Within the cannabis industry, a sense of excitement has been building toward the first day of legal sales.
Ellie Besancon, the executive director of Red Barn Growers, said she’s expecting a wide range of customers, from elderly state residents to longtime cannabis users who might have previously bought marijuana on the black market.
She said her cannabis company – which now runs dispensaries in Santa Fe, Albuquerque, Gallup and Las Cruces – added a second cultivation site last year in order to grow more cannabis plants.
They have also purchased some cannabis products from wholesalers in an attempt to avoid shortages during the initial weeks of retail sales.
“I think that I’m going to be in good shape, but I don’t know for sure,” Besancon told the Journal. “We want to make sure that people who haven’t engaged or been involved (with cannabis products) in decades come in and feel comfortable.”

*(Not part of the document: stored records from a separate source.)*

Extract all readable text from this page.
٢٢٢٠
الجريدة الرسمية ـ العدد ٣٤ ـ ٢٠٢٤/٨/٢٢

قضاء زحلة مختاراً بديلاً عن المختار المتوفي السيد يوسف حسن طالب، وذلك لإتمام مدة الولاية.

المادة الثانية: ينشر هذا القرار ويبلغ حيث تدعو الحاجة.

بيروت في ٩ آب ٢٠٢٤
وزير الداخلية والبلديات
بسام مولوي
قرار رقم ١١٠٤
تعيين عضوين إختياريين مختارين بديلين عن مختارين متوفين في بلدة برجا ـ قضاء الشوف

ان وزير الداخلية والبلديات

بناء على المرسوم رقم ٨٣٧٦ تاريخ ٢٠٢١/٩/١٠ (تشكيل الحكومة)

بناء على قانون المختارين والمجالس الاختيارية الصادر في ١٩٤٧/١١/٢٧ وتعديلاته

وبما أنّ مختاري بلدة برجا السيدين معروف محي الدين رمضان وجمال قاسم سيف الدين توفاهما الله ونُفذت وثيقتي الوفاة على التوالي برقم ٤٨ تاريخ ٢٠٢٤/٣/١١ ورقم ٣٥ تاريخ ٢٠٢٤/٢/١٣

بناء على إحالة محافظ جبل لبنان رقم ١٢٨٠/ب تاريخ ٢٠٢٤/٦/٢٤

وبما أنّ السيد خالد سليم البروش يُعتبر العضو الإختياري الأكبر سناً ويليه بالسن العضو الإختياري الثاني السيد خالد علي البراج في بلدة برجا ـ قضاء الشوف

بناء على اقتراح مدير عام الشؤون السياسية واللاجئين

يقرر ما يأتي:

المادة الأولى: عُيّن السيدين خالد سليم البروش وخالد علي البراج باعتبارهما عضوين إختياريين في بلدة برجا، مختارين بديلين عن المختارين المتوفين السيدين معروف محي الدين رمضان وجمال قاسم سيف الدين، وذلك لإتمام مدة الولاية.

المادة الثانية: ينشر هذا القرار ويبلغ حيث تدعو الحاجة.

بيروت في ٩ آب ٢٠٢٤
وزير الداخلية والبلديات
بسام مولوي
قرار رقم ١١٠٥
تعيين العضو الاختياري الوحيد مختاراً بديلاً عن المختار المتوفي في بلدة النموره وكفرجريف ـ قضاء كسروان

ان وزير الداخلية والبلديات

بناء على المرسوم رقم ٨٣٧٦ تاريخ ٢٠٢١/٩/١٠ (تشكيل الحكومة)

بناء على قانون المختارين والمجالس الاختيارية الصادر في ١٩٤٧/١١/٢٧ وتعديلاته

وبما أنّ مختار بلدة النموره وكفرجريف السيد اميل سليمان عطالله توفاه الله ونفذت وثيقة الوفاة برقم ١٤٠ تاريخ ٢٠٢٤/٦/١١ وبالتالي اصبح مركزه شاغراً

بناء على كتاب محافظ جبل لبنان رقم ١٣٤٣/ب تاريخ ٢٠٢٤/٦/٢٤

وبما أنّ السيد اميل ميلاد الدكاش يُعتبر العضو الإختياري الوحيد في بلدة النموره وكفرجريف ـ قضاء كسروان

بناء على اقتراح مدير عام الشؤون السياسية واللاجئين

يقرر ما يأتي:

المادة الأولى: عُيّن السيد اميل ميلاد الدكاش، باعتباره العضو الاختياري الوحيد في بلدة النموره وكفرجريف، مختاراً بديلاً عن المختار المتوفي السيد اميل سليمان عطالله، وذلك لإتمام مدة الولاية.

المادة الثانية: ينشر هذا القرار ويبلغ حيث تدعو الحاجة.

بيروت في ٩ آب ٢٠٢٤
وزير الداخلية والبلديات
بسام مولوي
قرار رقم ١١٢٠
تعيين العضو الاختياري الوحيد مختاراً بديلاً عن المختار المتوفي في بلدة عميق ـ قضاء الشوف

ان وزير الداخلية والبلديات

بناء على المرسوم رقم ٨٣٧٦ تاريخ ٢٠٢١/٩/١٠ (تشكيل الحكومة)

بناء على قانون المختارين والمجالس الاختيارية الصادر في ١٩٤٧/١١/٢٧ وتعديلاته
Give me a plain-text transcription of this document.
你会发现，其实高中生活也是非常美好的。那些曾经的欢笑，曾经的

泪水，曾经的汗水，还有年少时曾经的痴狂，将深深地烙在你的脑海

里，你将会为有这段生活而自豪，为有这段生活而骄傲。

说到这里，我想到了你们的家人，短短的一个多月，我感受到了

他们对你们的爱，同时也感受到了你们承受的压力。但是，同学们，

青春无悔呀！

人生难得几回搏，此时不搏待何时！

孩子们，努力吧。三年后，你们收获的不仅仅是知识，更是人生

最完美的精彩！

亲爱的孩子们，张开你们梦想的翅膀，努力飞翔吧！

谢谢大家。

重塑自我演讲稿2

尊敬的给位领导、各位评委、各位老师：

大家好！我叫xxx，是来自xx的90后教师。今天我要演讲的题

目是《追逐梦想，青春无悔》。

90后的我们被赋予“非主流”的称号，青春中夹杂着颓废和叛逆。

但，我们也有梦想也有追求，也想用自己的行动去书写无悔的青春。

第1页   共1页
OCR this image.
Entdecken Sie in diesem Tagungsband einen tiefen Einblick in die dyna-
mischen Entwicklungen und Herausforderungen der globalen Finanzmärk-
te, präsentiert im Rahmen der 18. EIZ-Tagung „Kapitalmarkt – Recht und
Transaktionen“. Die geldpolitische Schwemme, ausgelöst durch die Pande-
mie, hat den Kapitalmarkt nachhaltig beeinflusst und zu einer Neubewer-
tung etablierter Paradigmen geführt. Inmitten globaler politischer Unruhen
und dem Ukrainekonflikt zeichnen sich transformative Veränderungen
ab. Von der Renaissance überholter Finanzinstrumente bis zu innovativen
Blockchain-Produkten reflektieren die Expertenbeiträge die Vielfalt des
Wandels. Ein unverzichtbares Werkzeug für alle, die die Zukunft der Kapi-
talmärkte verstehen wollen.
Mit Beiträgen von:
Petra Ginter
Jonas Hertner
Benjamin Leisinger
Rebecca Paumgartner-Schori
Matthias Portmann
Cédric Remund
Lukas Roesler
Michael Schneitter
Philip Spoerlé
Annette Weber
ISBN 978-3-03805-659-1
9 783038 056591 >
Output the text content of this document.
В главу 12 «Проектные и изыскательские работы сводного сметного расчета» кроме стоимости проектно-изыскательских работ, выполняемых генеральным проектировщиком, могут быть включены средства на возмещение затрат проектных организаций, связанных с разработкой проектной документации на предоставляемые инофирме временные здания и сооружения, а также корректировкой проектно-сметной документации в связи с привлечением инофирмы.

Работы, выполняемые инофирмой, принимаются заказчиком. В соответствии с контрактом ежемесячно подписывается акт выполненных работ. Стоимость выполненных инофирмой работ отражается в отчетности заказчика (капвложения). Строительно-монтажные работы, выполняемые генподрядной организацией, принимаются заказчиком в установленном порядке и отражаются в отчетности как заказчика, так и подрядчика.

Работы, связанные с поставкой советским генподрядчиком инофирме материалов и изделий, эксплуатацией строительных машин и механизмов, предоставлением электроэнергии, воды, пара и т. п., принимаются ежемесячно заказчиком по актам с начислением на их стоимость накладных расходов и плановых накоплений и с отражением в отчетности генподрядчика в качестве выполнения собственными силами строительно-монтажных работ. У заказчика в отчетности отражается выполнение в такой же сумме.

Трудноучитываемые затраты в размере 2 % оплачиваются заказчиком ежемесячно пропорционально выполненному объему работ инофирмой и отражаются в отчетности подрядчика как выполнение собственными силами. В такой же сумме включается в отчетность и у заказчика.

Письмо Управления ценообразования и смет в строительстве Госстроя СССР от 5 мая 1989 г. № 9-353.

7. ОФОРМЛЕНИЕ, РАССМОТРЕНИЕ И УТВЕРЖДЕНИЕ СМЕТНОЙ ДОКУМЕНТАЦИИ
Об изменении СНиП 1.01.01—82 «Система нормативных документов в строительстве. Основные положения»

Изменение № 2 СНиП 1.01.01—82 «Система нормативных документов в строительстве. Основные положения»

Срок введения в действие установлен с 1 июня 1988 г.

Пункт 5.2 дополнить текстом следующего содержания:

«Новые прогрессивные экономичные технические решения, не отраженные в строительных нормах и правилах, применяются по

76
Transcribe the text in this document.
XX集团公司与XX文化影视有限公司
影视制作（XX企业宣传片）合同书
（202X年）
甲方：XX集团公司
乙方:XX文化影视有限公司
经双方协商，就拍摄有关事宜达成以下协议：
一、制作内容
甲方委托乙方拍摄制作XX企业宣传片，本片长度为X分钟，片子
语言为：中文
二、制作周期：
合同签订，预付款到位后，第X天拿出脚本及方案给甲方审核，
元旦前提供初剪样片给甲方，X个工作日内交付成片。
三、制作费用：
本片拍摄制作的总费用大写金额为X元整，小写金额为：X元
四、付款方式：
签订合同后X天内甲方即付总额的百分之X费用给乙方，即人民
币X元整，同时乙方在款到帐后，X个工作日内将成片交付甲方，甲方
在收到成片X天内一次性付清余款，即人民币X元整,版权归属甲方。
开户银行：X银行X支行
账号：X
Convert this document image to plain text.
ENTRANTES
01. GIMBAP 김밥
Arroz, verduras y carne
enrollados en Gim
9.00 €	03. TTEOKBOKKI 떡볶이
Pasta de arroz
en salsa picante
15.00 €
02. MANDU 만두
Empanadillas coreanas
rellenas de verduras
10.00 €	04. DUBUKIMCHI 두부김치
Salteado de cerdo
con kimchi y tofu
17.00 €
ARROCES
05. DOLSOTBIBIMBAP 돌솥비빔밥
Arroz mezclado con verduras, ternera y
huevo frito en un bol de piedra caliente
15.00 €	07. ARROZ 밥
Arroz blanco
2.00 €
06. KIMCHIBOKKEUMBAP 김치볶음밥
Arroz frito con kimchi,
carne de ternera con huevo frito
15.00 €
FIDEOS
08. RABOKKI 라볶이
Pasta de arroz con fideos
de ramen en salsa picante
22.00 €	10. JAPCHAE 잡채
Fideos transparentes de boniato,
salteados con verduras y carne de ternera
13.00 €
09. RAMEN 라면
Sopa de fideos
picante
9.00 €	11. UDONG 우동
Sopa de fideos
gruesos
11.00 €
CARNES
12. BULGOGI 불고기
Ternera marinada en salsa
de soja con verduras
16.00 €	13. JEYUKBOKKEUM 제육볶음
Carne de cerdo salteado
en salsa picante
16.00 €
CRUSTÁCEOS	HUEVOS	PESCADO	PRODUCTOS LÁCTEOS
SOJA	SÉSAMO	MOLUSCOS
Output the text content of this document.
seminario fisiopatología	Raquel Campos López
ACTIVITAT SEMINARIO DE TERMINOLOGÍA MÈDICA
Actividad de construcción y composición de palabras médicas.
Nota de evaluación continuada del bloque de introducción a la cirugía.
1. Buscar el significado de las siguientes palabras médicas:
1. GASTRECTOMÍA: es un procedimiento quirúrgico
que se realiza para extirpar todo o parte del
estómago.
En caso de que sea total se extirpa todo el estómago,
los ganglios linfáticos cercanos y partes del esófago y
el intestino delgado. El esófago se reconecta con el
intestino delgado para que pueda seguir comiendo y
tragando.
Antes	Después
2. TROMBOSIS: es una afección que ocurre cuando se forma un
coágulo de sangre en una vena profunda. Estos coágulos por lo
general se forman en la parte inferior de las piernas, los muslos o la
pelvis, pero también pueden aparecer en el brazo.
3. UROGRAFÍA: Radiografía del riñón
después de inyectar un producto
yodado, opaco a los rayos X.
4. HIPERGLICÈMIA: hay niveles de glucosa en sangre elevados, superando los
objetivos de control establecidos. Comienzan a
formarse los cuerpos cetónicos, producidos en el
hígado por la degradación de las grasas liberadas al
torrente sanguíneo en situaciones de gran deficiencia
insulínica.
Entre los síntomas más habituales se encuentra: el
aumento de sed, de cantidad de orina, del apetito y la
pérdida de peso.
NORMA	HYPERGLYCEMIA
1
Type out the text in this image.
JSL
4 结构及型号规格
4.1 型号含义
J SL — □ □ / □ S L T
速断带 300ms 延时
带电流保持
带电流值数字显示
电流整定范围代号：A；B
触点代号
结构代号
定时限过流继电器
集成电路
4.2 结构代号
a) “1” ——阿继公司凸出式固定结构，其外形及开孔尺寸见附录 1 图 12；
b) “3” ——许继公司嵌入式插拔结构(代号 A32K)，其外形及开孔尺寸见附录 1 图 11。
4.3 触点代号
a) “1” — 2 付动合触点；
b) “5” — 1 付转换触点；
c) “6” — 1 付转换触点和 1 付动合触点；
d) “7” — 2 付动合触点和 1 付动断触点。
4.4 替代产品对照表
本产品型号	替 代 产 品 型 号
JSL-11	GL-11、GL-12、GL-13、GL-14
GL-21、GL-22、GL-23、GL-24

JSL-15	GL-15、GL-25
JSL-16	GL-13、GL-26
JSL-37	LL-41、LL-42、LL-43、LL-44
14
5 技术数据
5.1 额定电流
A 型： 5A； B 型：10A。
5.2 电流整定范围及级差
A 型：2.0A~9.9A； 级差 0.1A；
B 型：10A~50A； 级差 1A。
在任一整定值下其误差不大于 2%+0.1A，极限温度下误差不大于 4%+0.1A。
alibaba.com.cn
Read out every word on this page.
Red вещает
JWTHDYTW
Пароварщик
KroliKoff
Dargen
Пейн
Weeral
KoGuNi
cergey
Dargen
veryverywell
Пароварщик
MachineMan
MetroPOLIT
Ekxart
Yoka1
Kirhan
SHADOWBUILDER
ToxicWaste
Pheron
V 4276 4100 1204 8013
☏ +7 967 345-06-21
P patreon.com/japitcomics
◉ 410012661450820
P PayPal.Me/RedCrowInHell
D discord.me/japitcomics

Besancon, who has a background in corporate marketing, rose up quickly in the cannabis industry after starting as a part-time budtender, or cannabis salesperson, several years ago at a medical cannabis dispensary.
She said the lure of legalization is also attracting other young professionals to enter the industry, adding, “I just feel like this is the green gold rush.”
Meanwhile, under New Mexico’s legalization law, it’s up to cities and counties to make zoning decisions and set allowable hours of operation for cannabis dispensaries.
Some cities, like Las Cruces, have not established such time limits, meaning cannabis dispensaries in the state’s second-largest city will be able to open just after midnight tonight.
The buzz surrounding New Mexico’s new cannabis industry is not entirely positive, however.
Some local government officials around the state expressed concern about a possible uptick in impaired driving and other cannabis-related crimes.
Luke Niforatos, the executive vice president of Smart Approaches to Marijuana, a Colorado-based group, said New Mexico’s launch of commercial cannabis sales could lead to an increase in high-school dropout rates and fatal traffic accidents.
“Today’s pot is not Woodstock Weed,” Niforatos said. “As retail sales launch in New Mexico, the marijuana industry is focused on and concerned about one thing: profit. And profit comes by encouraging the use of their dangerous, high-potency products.”
But state officials insist legalization will be a net positive for New Mexico, and say they plan to closely scrutinize the new industry’s various impacts going forward.
Some policymakers have also highlighted legalization as a social justice issue, as a state law allows people with past cannabis convictions to enter the industry.
In addition, a bill approved by lawmakers in 2021 calls for criminal records related to cannabis possession or consumption to be automatically expunged, though judicial branch officials are still reviewing records to make that happen.
U.S. Sen. Martin Heinrich, D-N.M., lauded the state’s move to legalize recreational cannabis on Thursday, saying on social media it represented an “important first step forward in ending the war on drugs.”
For her part, Thomson acknowledged it’s unlikely legalization will completely eliminate the black market for cannabis, but said it would reduce illicit sales.
She also said it’s likely New Mexico legislators and regulators will have to make changes to the laws governing cannabis sales and usage in the coming years, as other states have done, but described the state as ready to launch after nearly a year of planning.
“I absolutely believe the industry is ready to go,” Thomson said. “They’re chomping at the bit.”